Mahaos attack ‘truth and reconciliation’ bid

Mahaos attack ‘truth and reconciliation’ bid

MASERU – THE family of Maaparankoe Mahao has warned that setting up a “truth and reconciliation process” could scupper attempts to bring to justice those guilty of perpetrating human rights violations.
In a letter addressed to South Africa’s President Cyril Ramaphosa, who is also the SADC Chairperson, the Mahao family said they are deeply concerned about moves to set up a Truth and Reconciliation Commission in Lesotho.

The letter, which was signed by Lehloenya Mahao and Ntjolo Leuta, on behalf of all victims of rights abuses, was also copied to President Joao Lourenco of Angola who is the chairperson of the SADC Double Troika, SADC executive secretary Dr Stergomena Tax and Moussa Faki, the African Union Commission chairperson, among others.

The letter says they have heard it on good authority that representatives of political parties in Lesotho have been meeting in secret talks where the idea of a reconciliation commission has been discussed.
They say leaked information emanating from these meetings indicates that the government and opposition may be on the brink of reaching an understanding on a Truth and Reconciliation process.

The Mahaos also understand that the proposed reconciliation commission will stop the prosecution of suspects accused of serious human rights violations during Mosisili’s reign.

The commission could also get the murderers of their brother, Lieutenant General Maaparankoe Mahao, off the hook.
Lt Gen Mahao was killed by soldiers in what the Lesotho army said was a mission to arrest him for mutiny.
His family insists he was assassinated.

“We are deeply concerned that this so-called Truth and Reconciliation is intended to scupper the on-going trial of suspects in cases outlined above,” the letter says.

The letter said former Prime Minister Pakalitha Mosisili and Lesotho Congress for Democracy leader Mothetjoa Metsing are behind the new push for a Truth and Reconciliation Commission “to subvert accountability for serious crimes” that happened during their reign.
They said what is surprising is that in 2016 when Ramaphosa informed them that he had proposed a Truth Commission, Mosisili had categorically rejected the idea.

Former army commander Lt Gen Tlali Kamoli is in detention awaiting trial over the killing of Mahao. He has also been charged over the killing of Police Sub-Inspector Mokheseng Ramahloko on the night the army attacked the police headquarters on August 30, 2014.

Several soldiers are also awaiting trial at the Maseru Central Maximum Security Prison over a spate of crimes that took place during Mosisili’s reign.
“It is our wish to inform Your Excellencies that as bereaved or affected families in the crimes specified above, we have not been consulted about the so-called Truth and Reconciliation Process,” the letter says.

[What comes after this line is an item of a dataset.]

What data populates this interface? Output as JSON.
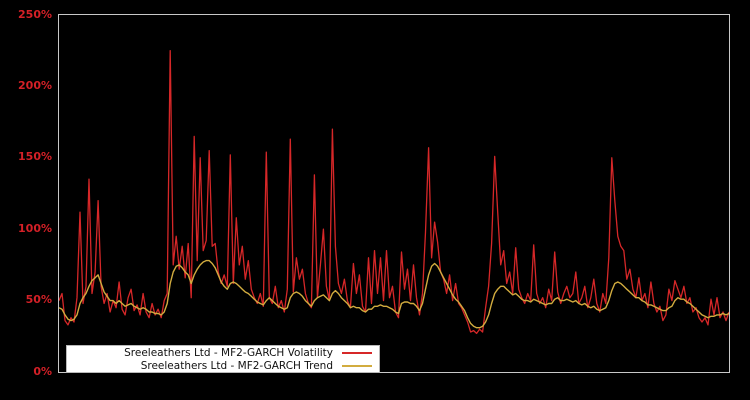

“We reject the Truth and Reconciliation Commission as nothing but a ruse to avoid accountability by perpetrators of serious human rights crimes in Lesotho.” They said the “Truth and Reconciliation is neither part of the Constitution of Lesotho nor the Penal Code and is patently a calculated maneuver to deny families of victims closure founded on justice”.

The Mahao family earlier this year wrote a letter to the government asking for international judges to preside over heinous cases committed by the army during Mosisili’s tenure in government.